Herausgegeben von Tristan Weddigen und Oskar Bätschmann
Einleitung von Joseph Imorde, Kommentar und Bearbeitung von Karolina Zgraja, unter Mitarbeit von Leonora Kugler und Noemi Bearth
Mit einem neuen methodischen Vorgehen verfolgt Heinrich Wölfflin in den Jugendwerken des Michelangelo das Ziel, die frühen Werke des Künstlers anhand formanalytischer Kategorien chronologisch und stilistisch zu ordnen. Dabei bestimmt er die Bedeutung der auf Echtheit geprüften Objekte für die spätere Entwicklung Michelangelos. Wölfflin untersucht die Werke hinsichtlich ihres Ausdruckswerts und vermeidet so ihre biografische und kulturhistorische Verortung. Damit distanziert sich der junge Autor von der traditionellen Kunstgeschichtsschreibung und der etablierten Michelangelo-Forschung des ausgehenden 19. Jahrhunderts. An den Jugendwerken des Michelangelo, die an Wölfflins Habilitationsschrift Renaissance und Barock anschliessen, lässt sich die Zeitgebundenheit seines methodischen Vorgehens vor der Folie der Geschichte der Kunstgeschichte ablesen.
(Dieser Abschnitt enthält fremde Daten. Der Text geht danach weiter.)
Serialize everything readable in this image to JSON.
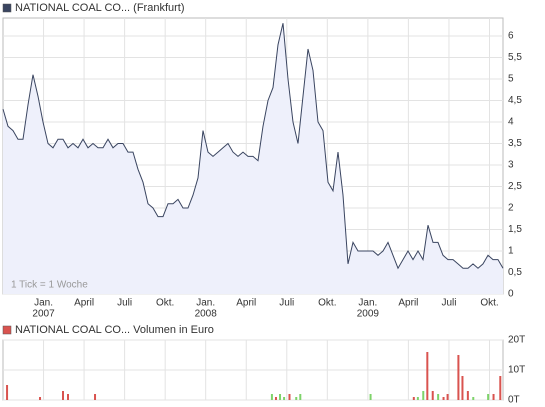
{
  "chart_data": [
    {
      "type": "area",
      "title": "NATIONAL COAL CO... (Frankfurt)",
      "legend_color": "#3a4560",
      "annotation": "1 Tick = 1 Woche",
      "color": "#3a4560",
      "fill": "#eef0fb",
      "grid": true,
      "x": [
        -3,
        -2.63,
        -2.26,
        -1.89,
        -1.52,
        -1.15,
        -0.78,
        -0.41,
        -0.04,
        0.33,
        0.7,
        1.07,
        1.44,
        1.81,
        2.18,
        2.55,
        2.92,
        3.29,
        3.66,
        4.03,
        4.4,
        4.77,
        5.14,
        5.51,
        5.88,
        6.25,
        6.62,
        6.99,
        7.36,
        7.73,
        8.1,
        8.47,
        8.84,
        9.21,
        9.58,
        9.95,
        10.32,
        10.69,
        11.06,
        11.43,
        11.8,
        12.17,
        12.54,
        12.91,
        13.28,
        13.65,
        14.02,
        14.39,
        14.76,
        15.13,
        15.5,
        15.87,
        16.24,
        16.61,
        16.98,
        17.35,
        17.72,
        18.09,
        18.46,
        18.83,
        19.2,
        19.57,
        19.94,
        20.31,
        20.68,
        21.05,
        21.42,
        21.79,
        22.16,
        22.53,
        22.9,
        23.27,
        23.64,
        24.01,
        24.38,
        24.75,
        25.12,
        25.49,
        25.86,
        26.23,
        26.6,
        26.97,
        27.34,
        27.71,
        28.08,
        28.45,
        28.82,
        29.19,
        29.56,
        29.93,
        30.3,
        30.67,
        31.04,
        31.41,
        31.78,
        32.15,
        32.52,
        32.89,
        33.26,
        33.63,
        34.0
      ],
      "values": [
        4.3,
        3.9,
        3.8,
        3.6,
        3.6,
        4.4,
        5.1,
        4.6,
        4.0,
        3.5,
        3.4,
        3.6,
        3.6,
        3.4,
        3.5,
        3.4,
        3.6,
        3.4,
        3.5,
        3.4,
        3.4,
        3.6,
        3.4,
        3.5,
        3.5,
        3.3,
        3.3,
        2.9,
        2.6,
        2.1,
        2.0,
        1.8,
        1.8,
        2.1,
        2.1,
        2.2,
        2.0,
        2.0,
        2.3,
        2.7,
        3.8,
        3.3,
        3.2,
        3.3,
        3.4,
        3.5,
        3.3,
        3.2,
        3.3,
        3.2,
        3.2,
        3.1,
        3.9,
        4.5,
        4.8,
        5.8,
        6.3,
        5.0,
        4.0,
        3.5,
        4.6,
        5.7,
        5.2,
        4.0,
        3.8,
        2.6,
        2.4,
        3.3,
        2.3,
        0.7,
        1.2,
        1.0,
        1.0,
        1.0,
        1.0,
        0.9,
        1.0,
        1.2,
        0.9,
        0.6,
        0.8,
        1.0,
        0.8,
        1.0,
        0.8,
        1.6,
        1.2,
        1.2,
        0.9,
        0.8,
        0.8,
        0.7,
        0.6,
        0.6,
        0.7,
        0.6,
        0.7,
        0.9,
        0.8,
        0.8,
        0.6
      ],
      "xlim": [
        -3,
        34
      ],
      "xticks": [
        {
          "value": 0,
          "label": "Jan."
        },
        {
          "value": 3,
          "label": "April"
        },
        {
          "value": 6,
          "label": "Juli"
        },
        {
          "value": 9,
          "label": "Okt."
        },
        {
          "value": 12,
          "label": "Jan."
        },
        {
          "value": 15,
          "label": "April"
        },
        {
          "value": 18,
          "label": "Juli"
        },
        {
          "value": 21,
          "label": "Okt."
        },
        {
          "value": 24,
          "label": "Jan."
        },
        {
          "value": 27,
          "label": "April"
        },
        {
          "value": 30,
          "label": "Juli"
        },
        {
          "value": 33,
          "label": "Okt."
        }
      ],
      "year_ticks": [
        {
          "value": 0,
          "label": "2007"
        },
        {
          "value": 12,
          "label": "2008"
        },
        {
          "value": 24,
          "label": "2009"
        }
      ],
      "ylim": [
        0,
        6.42
      ],
      "yticks": [
        0,
        {
          "value": 0.5,
          "label": "0,5"
        },
        1,
        {
          "value": 1.5,
          "label": "1,5"
        },
        2,
        {
          "value": 2.5,
          "label": "2,5"
        },
        3,
        {
          "value": 3.5,
          "label": "3,5"
        },
        4,
        {
          "value": 4.5,
          "label": "4,5"
        },
        5,
        {
          "value": 5.5,
          "label": "5,5"
        },
        6
      ]
    },
    {
      "type": "bar",
      "title": "NATIONAL COAL CO... Volumen in Euro",
      "legend_color": "#d9534f",
      "grid": true,
      "x": [
        -2.7,
        -0.26,
        1.44,
        1.81,
        3.81,
        16.9,
        17.2,
        17.5,
        17.8,
        18.2,
        18.7,
        19.0,
        24.2,
        27.4,
        27.7,
        28.1,
        28.4,
        28.8,
        29.2,
        29.6,
        29.9,
        30.7,
        31.0,
        31.4,
        31.8,
        32.9,
        33.3,
        33.8
      ],
      "values": [
        5,
        1,
        3,
        2,
        2,
        2,
        1,
        2,
        1,
        2,
        1,
        2,
        2,
        1,
        1,
        3,
        16,
        3,
        2,
        1,
        2,
        15,
        8,
        3,
        1,
        2,
        2,
        8
      ],
      "colors": [
        "#d9534f",
        "#d9534f",
        "#d9534f",
        "#d9534f",
        "#d9534f",
        "#7ed36a",
        "#d9534f",
        "#7ed36a",
        "#7ed36a",
        "#d9534f",
        "#7ed36a",
        "#7ed36a",
        "#7ed36a",
        "#d9534f",
        "#7ed36a",
        "#7ed36a",
        "#d9534f",
        "#d9534f",
        "#7ed36a",
        "#d9534f",
        "#d9534f",
        "#d9534f",
        "#d9534f",
        "#d9534f",
        "#7ed36a",
        "#7ed36a",
        "#d9534f",
        "#d9534f"
      ],
      "xlim": [
        -3,
        34
      ],
      "ylim": [
        0,
        20
      ],
      "yticks": [
        {
          "value": 0,
          "label": "0T"
        },
        {
          "value": 10,
          "label": "10T"
        },
        {
          "value": 20,
          "label": "20T"
        }
      ]
    }
  ]
}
Italien und das deutsche Formgefühl 1931 Schriften 8
Herausgegeben von Tristan Weddigen, Oskar Bätschmann, Joris van Gastel
Einleitung von Hubert Locher, Bearbeitung und Kommentar von Teresa Ende
Italien und das deutsche Formgefühl aus dem Jahr 1931 ist Heinrich Wölfflins letztes grosses Buch – und das am wenigsten rezipierte. Erstmals versucht Wölfflin darin, die für sein ganzes Leben und Wirken bestimmende Auseinandersetzung mit dem Gegensatz Italien – Deutschland systematisch zu erfassen und die Unterschiede zwischen italienischer und deutscher Kunst und Architektur von 1480 bis 1530 vergleichend darzustellen. In der Einleitung analysiert Hubert Locher den langwierigen Entstehungsprozess, das historische Umfeld, die Methode und schleppende Rezeption des Buches. Die Ausgabe wird von einem historisch-kritischen Kommentar von Teresa Ende begleitet. Der Editionsband liefert wichtige Erkenntnisse zum Kunst- und Selbstverständnis eines der weltweit meistgelesenen Kunsthistoriker sowie zur Geschichte und Methodik des Faches selbst.
In Vorbereitung
Die Klassische Kunst Eine Einführung in die italienische Renaissance 1899 Schriften 5
Die Kunst Albrecht Dürers 1905 Schriften 6
Herausgegeben von Tristan Weddigen, Oskar Bätschmann, Joris van Gastel
Einleitung von Oskar Bätschmann, Bearbeitung und Kommentar von Elena Filippi und Christine Grundig
In seiner Dürer-Monografie von 1905, die hier ediert wird, entwickelt Wölfflin eine Anleitung zum Sehen und Erkennen der neuen künstlerischen Möglichkeiten in der Malerei und Grafik des Künstlers. Wölfflin legt in seinem Dürer-Buch neue Möglichkeiten der Beschreibung dar. Dazu baute er das vergleichende Sehen und die differenzierte Beschreibung der Form zu einem Instrument der Analyse aus. Wölfflin definiert die neuen Ausdrucksmöglichkeiten Dürers in den unterschiedlichen Techniken Zeichnung, Malerei, Kupferstich und Holzschnitt. Seine Formanalysen liefern der Dürer-Forschung bis heute wichtige Anregungen. Für das Fach Kunstgeschichte entwickelte Wölfflin mit seiner Arbeit das vielfach verwendbare Instrument der analytischen Beschreibung, die von der Untersuchung der Form zu Begriffen führt. Der lebenslange freundschaftliche Wettbewerb von Wölfflin mit Erwin Panofsky über ihre Dürer-Arbeiten ist für die Rezeptionsgeschichte besonders wichtig.
In der Einleitung analysiert Oskar Bätschmann die Entstehung, die historischen Voraussetzungen, die Methode und die Rezeption der Arbeit. Die Ausgabe ist von einem kritischen Kommentar von Elena Filippi und Christine Grundig begleitet.